Schwierigkeiten deutscher Medien mit der Einschätzung

Das politische Motiv war früh klar: In einem Video sprach der Pilot von einem "Angriff auf die Tyrannei", auf einem Transparent am entführten Helikopter der Kriminalpolizei CICP war "Libertad" (Freiheit) und "350" zu lesen, in Anspielung auf den entsprechenden Artikel der Verfassung, der das Recht auf Rebellion definiert. Aus Regierungskreisen hieß es später, vom Helikopter seien 15 Schüsse auf das Innenministerium abgefeuert worden. Danach sei er zum Obersten Gerichtshof weitergeflogen, dort seien vier Granaten fallengelassen worden. Dass niemand verletzt oder gar getötet wurde, war wohl eher ein Zufall.

Sechs Monate hatten sich die gewalttätigen Regierungsgegner auf der Flucht befunden. Dass sie von Strukturen der Opposition beschützt wurden, belegt nicht nur der Umstand, dass sie in der Siedlung El Junquito nahe der Hauptstadt Caracas ausfindig gemacht wurden. Pérez war einige Wochen nach dem Hubschrauberangriff auch auf einer Oppositionsdemonstration in der Hauptstadt aufgetaucht, umringt von Sympathisanten. Das Intermezzo zeigte, dass Teile der politisch zerstrittenen und marginalisierten Opposition offenbar weiterhin Probleme haben, sich von terroristischen Methoden zu distanzieren. Das gilt auch für den ehemaligen Bürgermeister des Großraums Caracas, Antonio Ledezma, der Pérez nun als "Märtyrer" bezeichnete. Ledezma hatte unlängst nach einer umstrittenen Entscheidung den Sacharow-Preis für Menschenrechte des Europäischen Parlaments erhalten .
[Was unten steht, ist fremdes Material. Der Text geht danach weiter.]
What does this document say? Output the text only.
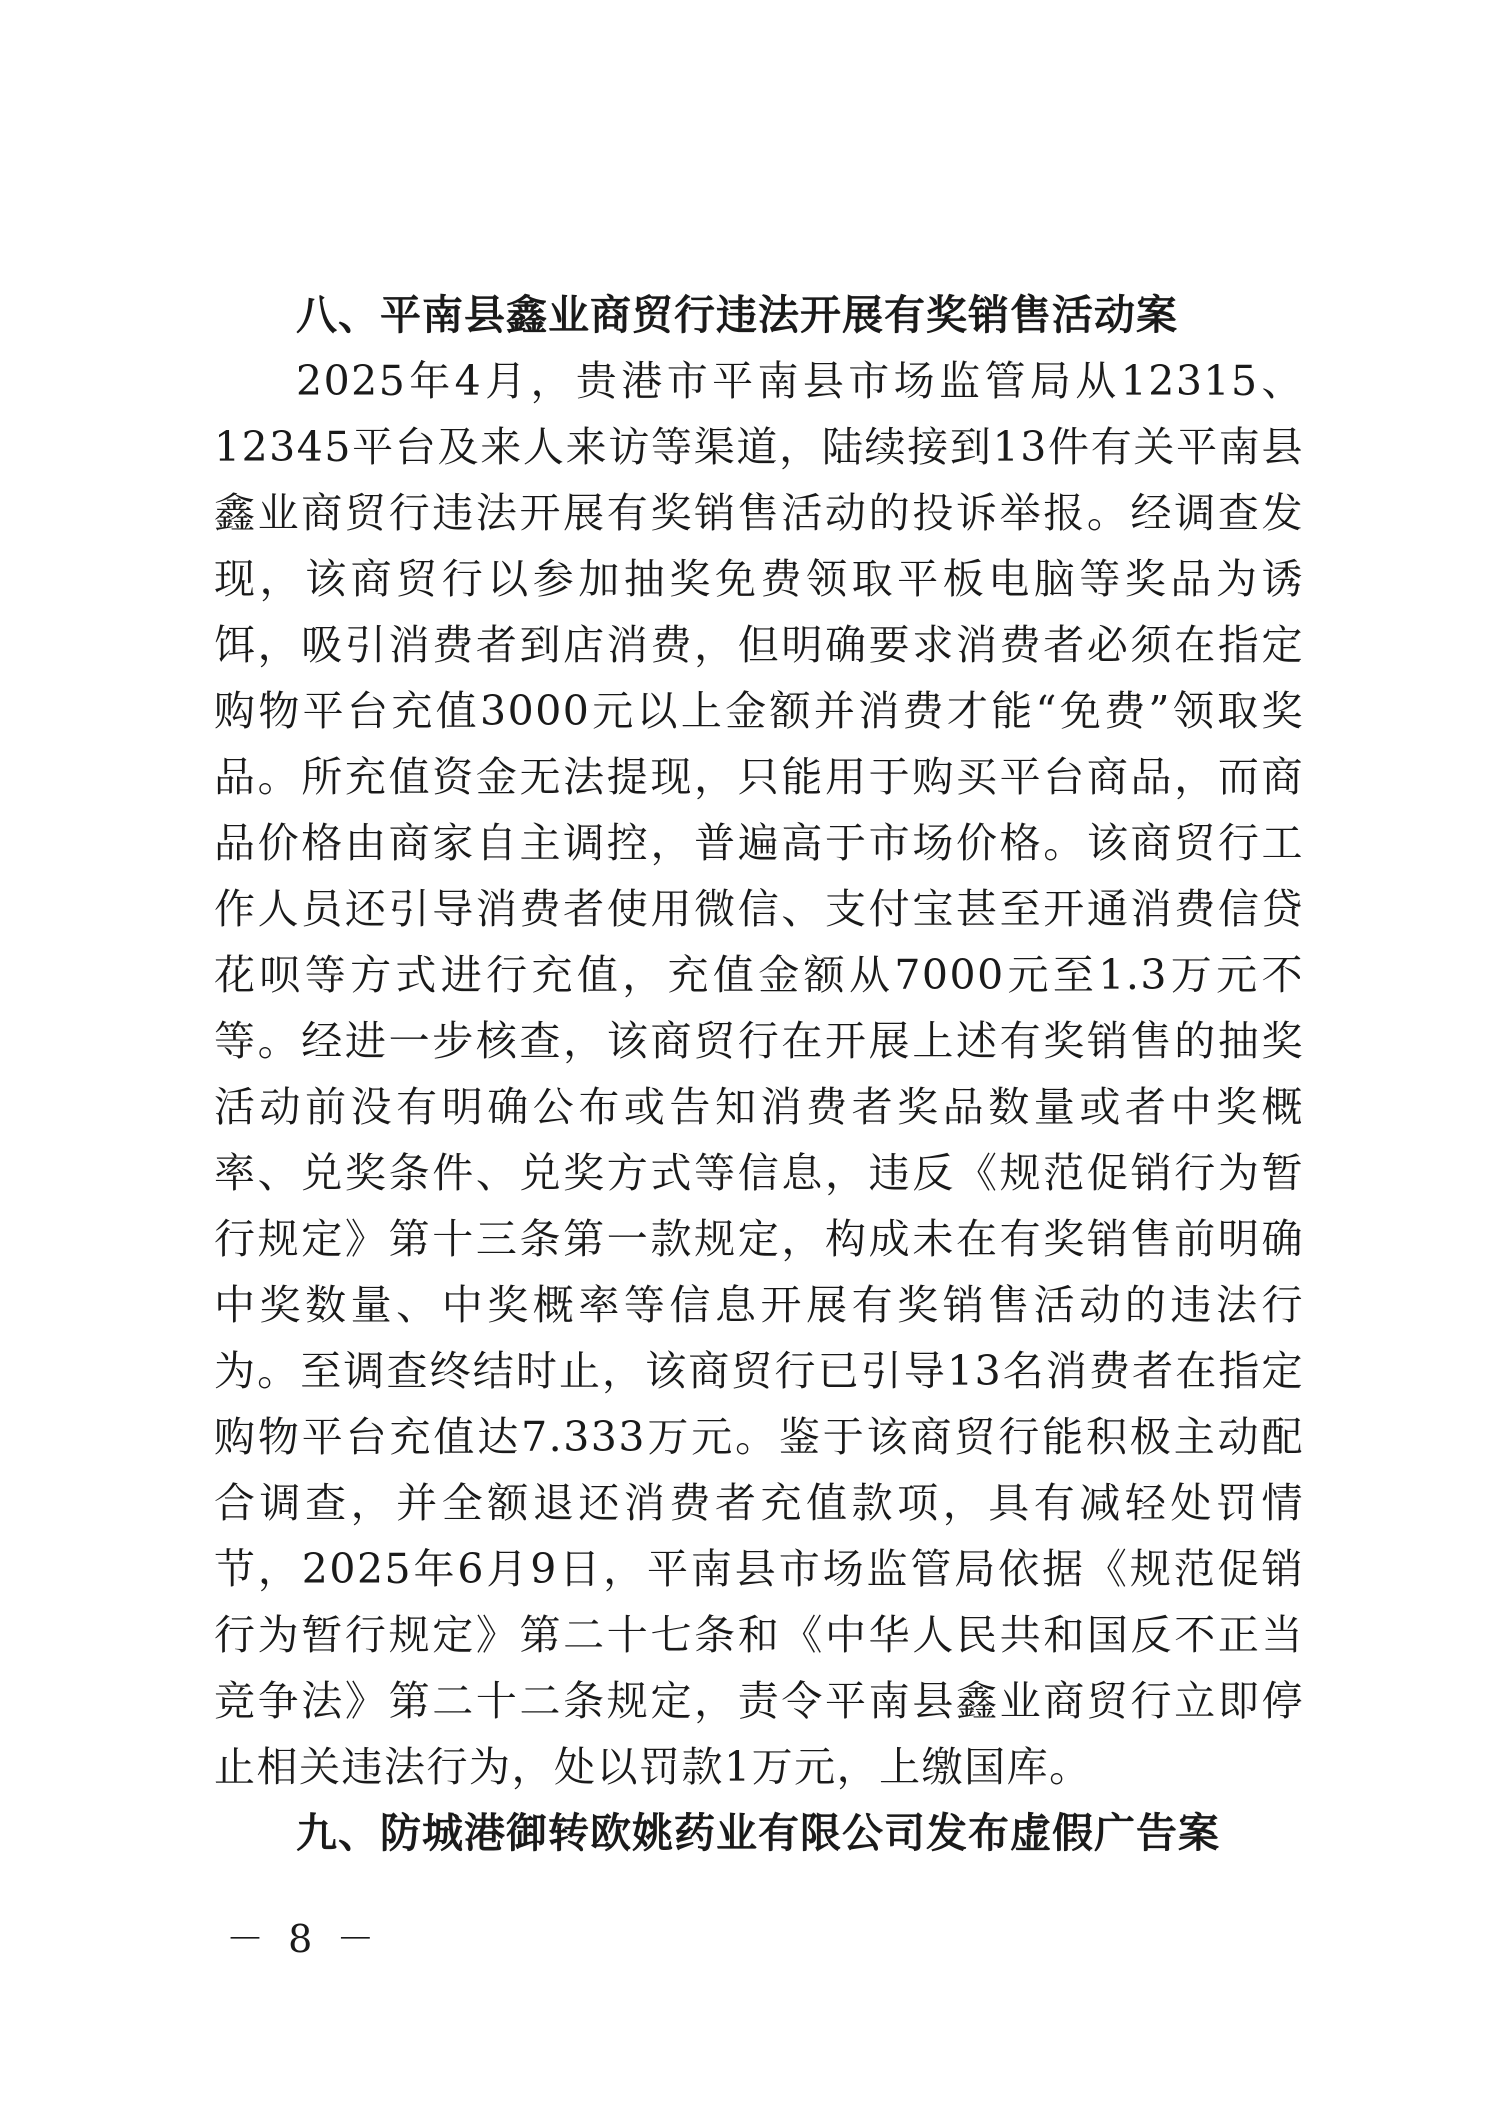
八、平南县鑫业商贸行违法开展有奖销售活动案

2025年4月，贵港市平南县市场监管局从12315、12345平台及来人来访等渠道，陆续接到13件有关平南县鑫业商贸行违法开展有奖销售活动的投诉举报。经调查发现，该商贸行以参加抽奖免费领取平板电脑等奖品为诱饵，吸引消费者到店消费，但明确要求消费者必须在指定购物平台充值3000元以上金额并消费才能“免费”领取奖品。所充值资金无法提现，只能用于购买平台商品，而商品价格由商家自主调控，普遍高于市场价格。该商贸行工作人员还引导消费者使用微信、支付宝甚至开通消费信贷花呗等方式进行充值，充值金额从7000元至1.3万元不等。经进一步核查，该商贸行在开展上述有奖销售的抽奖活动前没有明确公布或告知消费者奖品数量或者中奖概率、兑奖条件、兑奖方式等信息，违反《规范促销行为暂行规定》第十三条第一款规定，构成未在有奖销售前明确中奖数量、中奖概率等信息开展有奖销售活动的违法行为。至调查终结时止，该商贸行已引导13名消费者在指定购物平台充值达7.333万元。鉴于该商贸行能积极主动配合调查，并全额退还消费者充值款项，具有减轻处罚情节，2025年6月9日，平南县市场监管局依据《规范促销行为暂行规定》第二十七条和《中华人民共和国反不正当竞争法》第二十二条规定，责令平南县鑫业商贸行立即停止相关违法行为，处以罚款1万元，上缴国库。

九、防城港御转欧姚药业有限公司发布虚假广告案

－ 8 －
Genutzt hat Pérez und seiner Gruppierung diese Unterstützung am Ende nichts. In einer großangelegten, zehn Stunden dauernden Aktion wurden die Militanten aufgerieben. Beteiligt waren der Inlandsgeheimdienst, der Militärgeheimdienst, die Nationalgarde, die Sondereinheit FAES und die Nationalpolizei. Bei heftigen Gefechten wurden zwei FAES-Mitglieder getötet und sechs weitere Mitglieder der Sicherheitskräfte verletzt. Oppositionelle Medien sprachen dennoch von einer "Exekution" des Bandenchefs, Ledezma behauptete, das "Todesurteil" sei von Präsident Maduro erlassen worden. Man wolle dies nun vor dem Internationalen Gerichtshof in den Haag thematisieren.

Obwohl die Rollenverhältnisse relativ klar sind und Pérez noch in seinem letzten Interview vor wenigen Tagen von einem baldigen Ende der Regierung sprach sowie mit bevorstehenden Aktionen drohte, taten sich deutsche Medien heute schwer, sachlich zu berichten.

Eine Korrespondentin des ARD-Studio Mexiko-Stadt schrieb von der Tötung mehrerer Aufständischer, Sicherheitskräfte seien gewaltsam gegen eine Rebellengruppe vorgegangen, die von der Regierung "terroristisch" genannt werde. Der Bericht kulminierte in der Beschreibung von Pérez als "der junge, gutaussehende Ex-Polizist". Der von ihm geleitete Angriff im Juni sei verübt worden, so betonte die ARD, "ohne dass Menschen zu Schaden kamen".

Spiegel Online schrieb indes auf Basis von Meldungen der Nachrichtenagenturen AFP und dpa, es handele sich um eine "Gruppe um den "Hubschrauberpiloten" und "prominenten Piloten" Oscar Pérez. Die Einordnung als "Terrorist" findet sich hier auch nach bewaffneten Angriffen und getöteten Polizisten nur in Anführungszeichen.